Water withdrawal is an incorrect measure of water scarcity, as the increasing water consumption is accompanied by the similarly increasing pollution and reduction of fresh water reserves that is not accounted in the graph. Aquifers are shrinking. They are also subjected in coastal areas to salt water intrusion, because of the excessive water withdrawal induced subsidence coupled to thermosteric sea level rise. Pollution is also generally growing.

Population growth inevitably leads to greater water consumption, and reduced water availability. While the rich near the coast can use desalination, albeit at significant energy costs, there are masses of poor people remote from the sea—especially in Africa which is the fastest growing population—where desalination does not help.

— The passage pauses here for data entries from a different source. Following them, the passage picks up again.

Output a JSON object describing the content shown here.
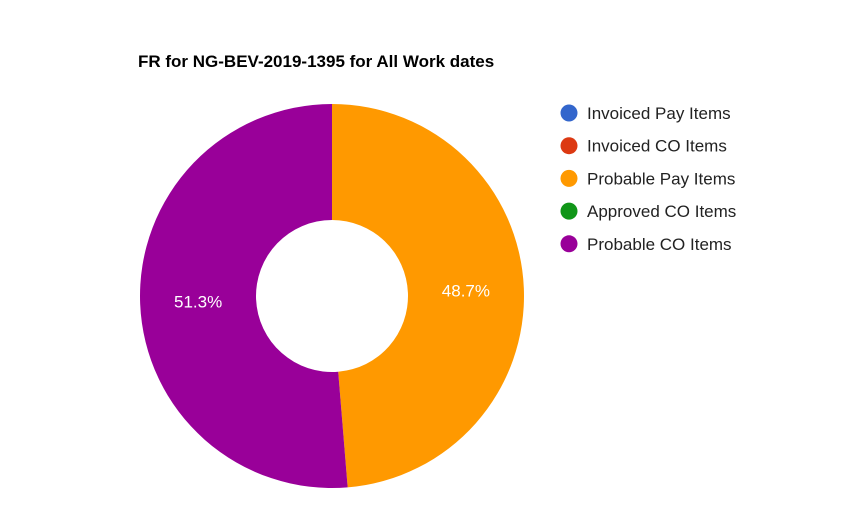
{
  "chart_data": {
    "type": "pie",
    "donut": true,
    "title": "FR for NG-BEV-2019-1395 for All Work dates",
    "legend_position": "right",
    "series": [
      {
        "name": "Invoiced Pay Items",
        "value": 0,
        "color": "#3366cc"
      },
      {
        "name": "Invoiced CO Items",
        "value": 0,
        "color": "#dc3912"
      },
      {
        "name": "Probable Pay Items",
        "value": 48.7,
        "color": "#ff9900",
        "label": "48.7%"
      },
      {
        "name": "Approved CO Items",
        "value": 0,
        "color": "#109618"
      },
      {
        "name": "Probable CO Items",
        "value": 51.3,
        "color": "#990099",
        "label": "51.3%"
      }
    ]
  }
}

They have already had many droughts and they will get worse. It is impossible to legislate for rain, and groundwater is rapidly depleted, and polluted. Very likely, most places will run out of water.

Regarding the GDP, it must be added that the International Monetary Fund (IMF)’s Global Debt Database [30] indicates that the debt globally in 2017 has reached an all-time high of $184 trillion, or 225% of GDP. The world’s debt now exceeds $86,000 per capita, which is more than 250% of the average income per-capita. The most indebted economies in the world are the richer ones. The United States, China, and Japan account for more than half of global debt, exceeding their share of global output.

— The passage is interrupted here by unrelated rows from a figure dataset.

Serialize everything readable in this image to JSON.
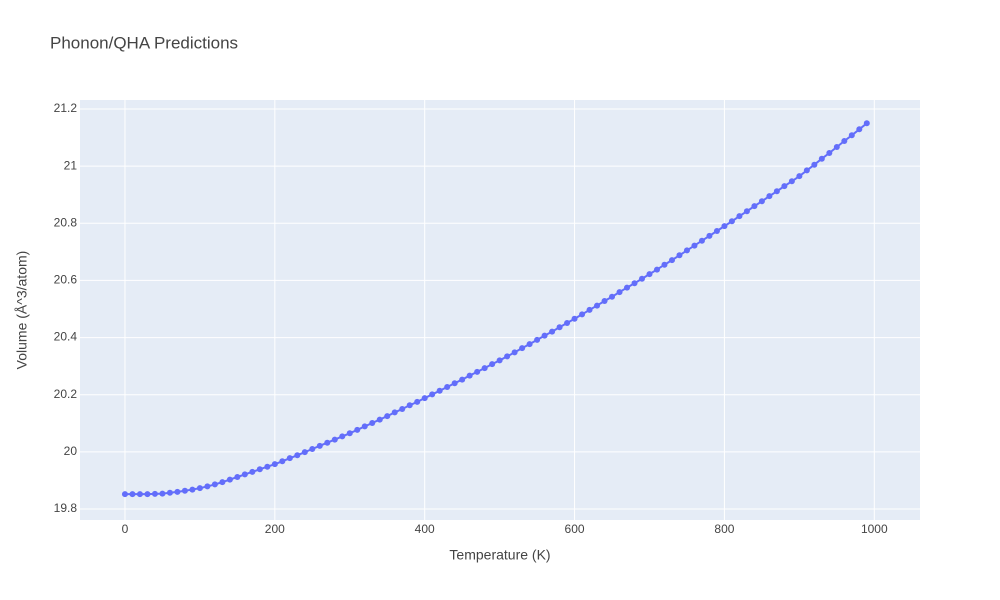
{
  "chart_data": {
    "type": "line",
    "title": "Phonon/QHA Predictions",
    "xlabel": "Temperature (K)",
    "ylabel": "Volume (Å^3/atom)",
    "x": [
      0,
      10,
      20,
      30,
      40,
      50,
      60,
      70,
      80,
      90,
      100,
      110,
      120,
      130,
      140,
      150,
      160,
      170,
      180,
      190,
      200,
      210,
      220,
      230,
      240,
      250,
      260,
      270,
      280,
      290,
      300,
      310,
      320,
      330,
      340,
      350,
      360,
      370,
      380,
      390,
      400,
      410,
      420,
      430,
      440,
      450,
      460,
      470,
      480,
      490,
      500,
      510,
      520,
      530,
      540,
      550,
      560,
      570,
      580,
      590,
      600,
      610,
      620,
      630,
      640,
      650,
      660,
      670,
      680,
      690,
      700,
      710,
      720,
      730,
      740,
      750,
      760,
      770,
      780,
      790,
      800,
      810,
      820,
      830,
      840,
      850,
      860,
      870,
      880,
      890,
      900,
      910,
      920,
      930,
      940,
      950,
      960,
      970,
      980,
      990
    ],
    "series": [
      {
        "name": "Volume",
        "color": "#636efa",
        "values": [
          19.852,
          19.852,
          19.852,
          19.852,
          19.853,
          19.854,
          19.857,
          19.86,
          19.864,
          19.868,
          19.873,
          19.879,
          19.886,
          19.894,
          19.903,
          19.912,
          19.921,
          19.93,
          19.939,
          19.948,
          19.957,
          19.967,
          19.978,
          19.988,
          19.999,
          20.01,
          20.021,
          20.032,
          20.043,
          20.054,
          20.065,
          20.077,
          20.089,
          20.101,
          20.113,
          20.125,
          20.138,
          20.15,
          20.163,
          20.175,
          20.188,
          20.201,
          20.214,
          20.227,
          20.24,
          20.253,
          20.267,
          20.28,
          20.293,
          20.307,
          20.32,
          20.334,
          20.348,
          20.363,
          20.377,
          20.392,
          20.407,
          20.421,
          20.436,
          20.451,
          20.466,
          20.481,
          20.497,
          20.512,
          20.528,
          20.543,
          20.559,
          20.575,
          20.59,
          20.606,
          20.622,
          20.638,
          20.655,
          20.671,
          20.688,
          20.705,
          20.722,
          20.739,
          20.756,
          20.773,
          20.79,
          20.807,
          20.825,
          20.842,
          20.86,
          20.877,
          20.895,
          20.912,
          20.93,
          20.947,
          20.965,
          20.985,
          21.005,
          21.026,
          21.046,
          21.067,
          21.088,
          21.108,
          21.129,
          21.15
        ]
      }
    ],
    "xlim": [
      -60,
      1061
    ],
    "ylim": [
      19.7615,
      21.2315
    ],
    "xticks": [
      0,
      200,
      400,
      600,
      800,
      1000
    ],
    "yticks": [
      19.8,
      20,
      20.2,
      20.4,
      20.6,
      20.8,
      21,
      21.2
    ],
    "grid": true
  }
}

It is therefore questionable to claim that the current economic model is beneficial to the economy, while it is certainly wrong to claim that this model is beneficial to the environment, as the excessive growth of the population and GDP is producing an anything but sustainable consumption, shrinking and pollution of the fresh water resources. Water scarcity driven by the population and economic growth may affect agriculture, which is supposed to use a larger share of land to cope with the increasing food demand, much earlier than the time when the anthropogenic CO₂ emissions will produce significant warmings, well before 2050 in many areas of the world.

7. Conclusions

There is no proof in the data presented in [3] that in the future most of the Earth’s plants might not soak up as much CO₂ as previously expected, while some grasslands might take up more. There is a present trend where land plants have scrubbed about one third of the CO₂ that humans have emitted into the air producing more biomass. However, the results proposed in [3] may not be simply dismissed as either a set-up specifically designed to produce the contrary results, or results that are not reproducible. If the C₃ plants will be less efficient than the C₄ plants in the use of CO₂, as has been suggested by [3], this is a phenomenon to be considered. Reference [3] deserves the credit for having opened a window on a relevant issue, namely that certain effects cannot be measured with short-term experiments, but require multi-year, costly and difficult to manage experiments.

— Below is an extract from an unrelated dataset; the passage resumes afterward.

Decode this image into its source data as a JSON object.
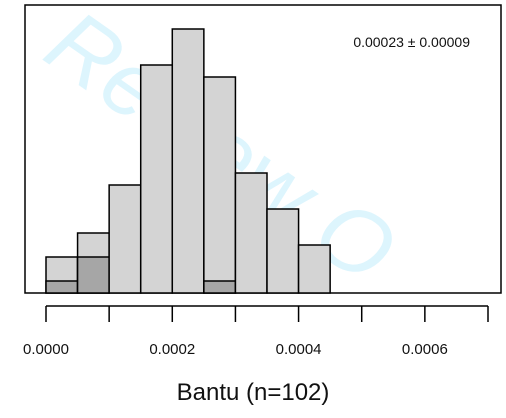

Many acknowledge that global warming caused by CO₂ emissions will contribute to increasing water stress, that is also driven by the poor management of the fresh water resources and the growth of the population and economy. If an opinion is needed on what will be the worst effect on the survival of the planet between the scarcity of water or the possibly reduced efficiency of C₃ plants to sequester CO₂, obviously, the issue of water is the more incisive. There is certainly the need of a more equilibrate global picture to cope with the many environmental threats we do have, by considering the possible effect of water scarcity on food production as a priority.